Check the appropriate box below if the Form 8-K filing is intended to simultaneously satisfy the filing obligation of the registrant under any of the following provisions:

 

o    Written communications pursuant to Rule 425 under the Securities Act (17 CFR 230.425)

 

o    Soliciting material pursuant to Rule 14a-12 under the Exchange Act (17 CFR 240.14a-12)

 

o    Pre-commencement communications pursuant to Rule 14d-2(b) under the Exchange Act (17 CFR 240.14d-2(b))

 

o    Pre-commencement communications pursuant to Rule 13e-4(c) under the Exchange Act (17 CFR 240.13e-4(c))

 

 
 

 

EXPLANATORY NOTE

 

This Amendment No. 1 on Form 8-K/A (this “Amendment”) amends Item 9.01 of the Current Report on Form 8-K filed by Howard Bancorp, Inc. (the “Company”) on October 23, 2014 (the “Original Report”) in which the Company reported the completion of the acquisition of substantially all deposits and certain other liabilities and the purchase of certain assets of NBRS Financial Bank (“NBRS”) by the Company’s bank subsidiary, Howard Bank, on October 17, 2014 (the “NBRS Acquisition”). This Amendment provides (i) the historical financial statements required by Item 9.01(a) and (ii) the unaudited pro forma financial information required by Item 9.01(b) that were omitted from the Original Report in reliance on Item 9.01(a)(4) and Item 9.01(b)(2), respectively.
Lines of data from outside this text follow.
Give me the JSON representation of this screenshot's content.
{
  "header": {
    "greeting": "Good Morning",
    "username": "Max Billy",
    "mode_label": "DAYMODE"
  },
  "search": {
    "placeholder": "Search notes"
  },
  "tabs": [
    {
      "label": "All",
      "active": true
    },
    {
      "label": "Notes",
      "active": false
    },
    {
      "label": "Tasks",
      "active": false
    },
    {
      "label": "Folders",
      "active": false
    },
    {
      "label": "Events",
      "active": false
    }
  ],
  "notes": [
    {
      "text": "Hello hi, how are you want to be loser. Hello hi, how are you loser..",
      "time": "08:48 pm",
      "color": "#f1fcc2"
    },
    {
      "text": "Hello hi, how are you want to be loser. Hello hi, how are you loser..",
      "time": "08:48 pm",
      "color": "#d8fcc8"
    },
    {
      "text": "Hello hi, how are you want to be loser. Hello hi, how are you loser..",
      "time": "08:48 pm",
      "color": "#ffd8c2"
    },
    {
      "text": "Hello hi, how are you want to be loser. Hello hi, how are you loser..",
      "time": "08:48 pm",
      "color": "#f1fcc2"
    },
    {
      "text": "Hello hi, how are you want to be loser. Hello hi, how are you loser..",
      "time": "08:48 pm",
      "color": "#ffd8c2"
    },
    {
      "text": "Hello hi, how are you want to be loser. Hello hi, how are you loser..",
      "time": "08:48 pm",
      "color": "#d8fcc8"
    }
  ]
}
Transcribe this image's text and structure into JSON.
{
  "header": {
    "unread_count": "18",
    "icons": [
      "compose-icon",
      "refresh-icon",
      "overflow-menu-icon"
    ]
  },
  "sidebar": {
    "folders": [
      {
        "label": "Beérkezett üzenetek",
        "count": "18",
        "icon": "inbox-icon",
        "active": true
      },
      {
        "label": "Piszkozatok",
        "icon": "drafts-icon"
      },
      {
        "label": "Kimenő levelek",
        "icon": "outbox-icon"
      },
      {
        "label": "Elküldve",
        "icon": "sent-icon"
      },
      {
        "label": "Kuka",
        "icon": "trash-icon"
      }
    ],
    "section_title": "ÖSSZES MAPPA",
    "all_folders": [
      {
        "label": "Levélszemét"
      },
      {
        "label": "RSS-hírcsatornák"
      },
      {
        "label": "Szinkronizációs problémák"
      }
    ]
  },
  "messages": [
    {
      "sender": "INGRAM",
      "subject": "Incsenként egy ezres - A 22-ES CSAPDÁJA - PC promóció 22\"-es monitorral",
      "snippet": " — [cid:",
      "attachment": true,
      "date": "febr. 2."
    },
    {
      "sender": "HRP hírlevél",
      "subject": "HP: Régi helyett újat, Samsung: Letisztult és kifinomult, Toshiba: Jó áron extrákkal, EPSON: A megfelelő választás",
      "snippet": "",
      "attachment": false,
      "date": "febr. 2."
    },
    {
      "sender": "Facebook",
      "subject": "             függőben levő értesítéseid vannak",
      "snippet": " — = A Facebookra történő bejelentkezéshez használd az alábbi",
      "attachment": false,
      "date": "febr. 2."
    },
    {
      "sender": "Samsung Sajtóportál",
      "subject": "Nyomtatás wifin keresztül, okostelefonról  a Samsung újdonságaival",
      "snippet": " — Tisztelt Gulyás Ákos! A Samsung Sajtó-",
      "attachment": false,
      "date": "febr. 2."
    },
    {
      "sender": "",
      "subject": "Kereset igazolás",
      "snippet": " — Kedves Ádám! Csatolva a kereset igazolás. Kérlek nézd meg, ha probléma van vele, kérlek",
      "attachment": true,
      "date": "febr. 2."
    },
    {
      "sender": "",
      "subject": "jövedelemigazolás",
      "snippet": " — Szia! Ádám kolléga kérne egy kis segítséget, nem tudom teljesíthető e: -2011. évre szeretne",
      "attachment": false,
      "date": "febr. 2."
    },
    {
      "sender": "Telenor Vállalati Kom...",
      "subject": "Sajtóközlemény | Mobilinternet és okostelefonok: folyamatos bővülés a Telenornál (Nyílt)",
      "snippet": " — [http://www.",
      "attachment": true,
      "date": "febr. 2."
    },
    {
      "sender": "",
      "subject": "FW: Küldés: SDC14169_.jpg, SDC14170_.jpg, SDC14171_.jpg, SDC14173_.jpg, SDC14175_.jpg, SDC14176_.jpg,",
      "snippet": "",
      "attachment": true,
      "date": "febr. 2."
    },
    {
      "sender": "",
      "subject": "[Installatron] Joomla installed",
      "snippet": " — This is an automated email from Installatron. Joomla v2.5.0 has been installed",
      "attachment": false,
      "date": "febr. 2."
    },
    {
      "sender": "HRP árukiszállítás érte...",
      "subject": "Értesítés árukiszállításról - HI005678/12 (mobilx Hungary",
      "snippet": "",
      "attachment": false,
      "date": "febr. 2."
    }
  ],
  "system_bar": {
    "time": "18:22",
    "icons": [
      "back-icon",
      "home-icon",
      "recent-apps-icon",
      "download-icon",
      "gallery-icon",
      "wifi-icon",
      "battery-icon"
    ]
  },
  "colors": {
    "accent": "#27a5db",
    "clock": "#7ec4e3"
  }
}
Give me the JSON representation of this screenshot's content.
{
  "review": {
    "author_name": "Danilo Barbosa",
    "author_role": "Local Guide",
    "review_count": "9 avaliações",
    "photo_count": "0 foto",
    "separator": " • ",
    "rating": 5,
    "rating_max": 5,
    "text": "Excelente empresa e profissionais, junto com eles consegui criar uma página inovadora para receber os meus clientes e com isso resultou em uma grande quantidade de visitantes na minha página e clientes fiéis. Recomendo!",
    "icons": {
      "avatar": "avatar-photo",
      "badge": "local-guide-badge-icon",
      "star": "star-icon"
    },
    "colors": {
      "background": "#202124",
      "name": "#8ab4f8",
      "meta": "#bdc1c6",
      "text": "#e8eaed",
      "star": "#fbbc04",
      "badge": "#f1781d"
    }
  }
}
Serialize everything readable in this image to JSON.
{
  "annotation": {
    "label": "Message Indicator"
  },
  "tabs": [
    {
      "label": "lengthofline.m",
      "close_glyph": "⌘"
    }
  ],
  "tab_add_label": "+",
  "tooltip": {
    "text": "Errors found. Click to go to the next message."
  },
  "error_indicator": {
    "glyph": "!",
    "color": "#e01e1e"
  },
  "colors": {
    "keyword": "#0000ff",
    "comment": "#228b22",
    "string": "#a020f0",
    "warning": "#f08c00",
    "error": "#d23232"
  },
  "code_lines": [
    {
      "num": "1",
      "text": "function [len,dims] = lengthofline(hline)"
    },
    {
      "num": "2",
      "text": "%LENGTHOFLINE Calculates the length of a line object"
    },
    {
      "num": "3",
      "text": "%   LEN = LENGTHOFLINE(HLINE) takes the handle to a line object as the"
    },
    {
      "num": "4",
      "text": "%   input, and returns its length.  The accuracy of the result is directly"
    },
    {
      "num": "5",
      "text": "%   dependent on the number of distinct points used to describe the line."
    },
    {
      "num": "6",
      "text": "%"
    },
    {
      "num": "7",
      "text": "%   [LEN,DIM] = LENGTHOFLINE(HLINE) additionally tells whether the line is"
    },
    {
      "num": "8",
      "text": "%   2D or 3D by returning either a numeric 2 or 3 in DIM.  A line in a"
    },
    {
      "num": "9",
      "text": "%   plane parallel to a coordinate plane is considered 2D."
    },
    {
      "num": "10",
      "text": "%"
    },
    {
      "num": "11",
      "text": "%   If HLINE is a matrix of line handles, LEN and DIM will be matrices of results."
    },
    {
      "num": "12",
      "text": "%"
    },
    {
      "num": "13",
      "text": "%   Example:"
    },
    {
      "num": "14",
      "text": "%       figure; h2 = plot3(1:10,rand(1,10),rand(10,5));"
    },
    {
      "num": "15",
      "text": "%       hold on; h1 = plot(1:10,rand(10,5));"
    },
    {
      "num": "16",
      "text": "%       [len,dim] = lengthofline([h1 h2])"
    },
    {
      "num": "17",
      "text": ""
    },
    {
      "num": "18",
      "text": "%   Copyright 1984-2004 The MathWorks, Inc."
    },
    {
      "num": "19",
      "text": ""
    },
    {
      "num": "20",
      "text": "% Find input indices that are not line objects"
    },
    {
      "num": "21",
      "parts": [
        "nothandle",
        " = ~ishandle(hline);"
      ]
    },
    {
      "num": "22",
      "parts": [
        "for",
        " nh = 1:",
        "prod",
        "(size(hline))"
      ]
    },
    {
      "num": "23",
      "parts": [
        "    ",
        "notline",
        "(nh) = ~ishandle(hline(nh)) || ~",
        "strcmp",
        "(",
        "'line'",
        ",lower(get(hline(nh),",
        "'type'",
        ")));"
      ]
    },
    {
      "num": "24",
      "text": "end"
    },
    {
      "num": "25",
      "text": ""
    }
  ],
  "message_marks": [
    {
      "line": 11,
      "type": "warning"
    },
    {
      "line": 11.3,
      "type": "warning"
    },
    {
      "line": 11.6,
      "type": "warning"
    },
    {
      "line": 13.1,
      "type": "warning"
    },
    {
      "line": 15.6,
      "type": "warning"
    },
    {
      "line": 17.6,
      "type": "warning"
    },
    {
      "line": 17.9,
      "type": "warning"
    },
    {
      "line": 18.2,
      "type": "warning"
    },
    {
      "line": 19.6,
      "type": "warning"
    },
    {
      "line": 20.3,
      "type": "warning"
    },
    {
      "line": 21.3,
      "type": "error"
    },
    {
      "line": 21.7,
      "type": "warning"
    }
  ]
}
This Amendment does not amend any other item of the Original Report or purport to provide an update or a discussion of any developments at the Company subsequent to the filing date of the Original Report. All information contained in the Original Report is subject to updating and supplementing as provided in the Company’s reports filed with the Securities and Exchange Commission subsequent to the date on which the Original Report was filed.

 

Item 9.01. Financial Statements and Exhibits.

 

(a) Financial Statements of Business Acquired.

 

The audited financial statements of NBRS as of and for the years ended December 31, 2013 and 2012, including the reports of its independent accounting firm, Stegman & Company for years ended December 31, 2013 and December 31, 2012, and the unaudited financial statements of NBRS as of and for the nine months ended September 30, 2014 and 2013 are filed herewith as Exhibit 99.2 and incorporated herein by reference.

 

(b) Pro Forma Financial Information.

The pro forma effect of the NBRS Acquisition on the Company is described in the unaudited pro forma condensed combined balance sheet of the Company at September 30, 2014, the unaudited pro forma condensed combined statements of income of the Company for the nine months ended September 30, 2014 and for the year ended December 31, 2013, and the notes thereto that are filed herewith as Exhibit 99.3 and incorporated herein by reference.

 

(d) Exhibits.

 

The exhibits furnished with this report are listed in the Exhibit Index which immediately follows the signatures hereto, which Exhibit Index is incorporated herein by reference.

 

 
 

 

SIGNATURES

 

Pursuant to the requirements of the Securities Exchange Act of 1934, the registrant has duly caused this report to be signed on its behalf by the undersigned hereunto duly authorized. 

 

  HOWARD BANCORP, INC.
     
  By: /s/ George C. Coffman
  Name: George C. Coffman
Date: December 22, 2014 Title: Executive Vice President and Chief Financial Officer

 

Exhibit Index

 

Exhibit No.   Description
     
23   Consent of Stegman & Company
     
99.1   Audited financial statements of Rising Sun Bancorp and Subsidiaries for the years ended December 31, 2013 and December 31, 2012.
     
99.2   Unaudited financial statements of Rising Sun Bancorp and Subsidiaries for the nine months ended September 30, 2014 and September 30, 2013.
     
99.3   Unaudited pro forma condensed combined consolidated financial statements as of September 30, 2014, for the nine months ended September 30, 2014 and for the year ended December 31, 2013.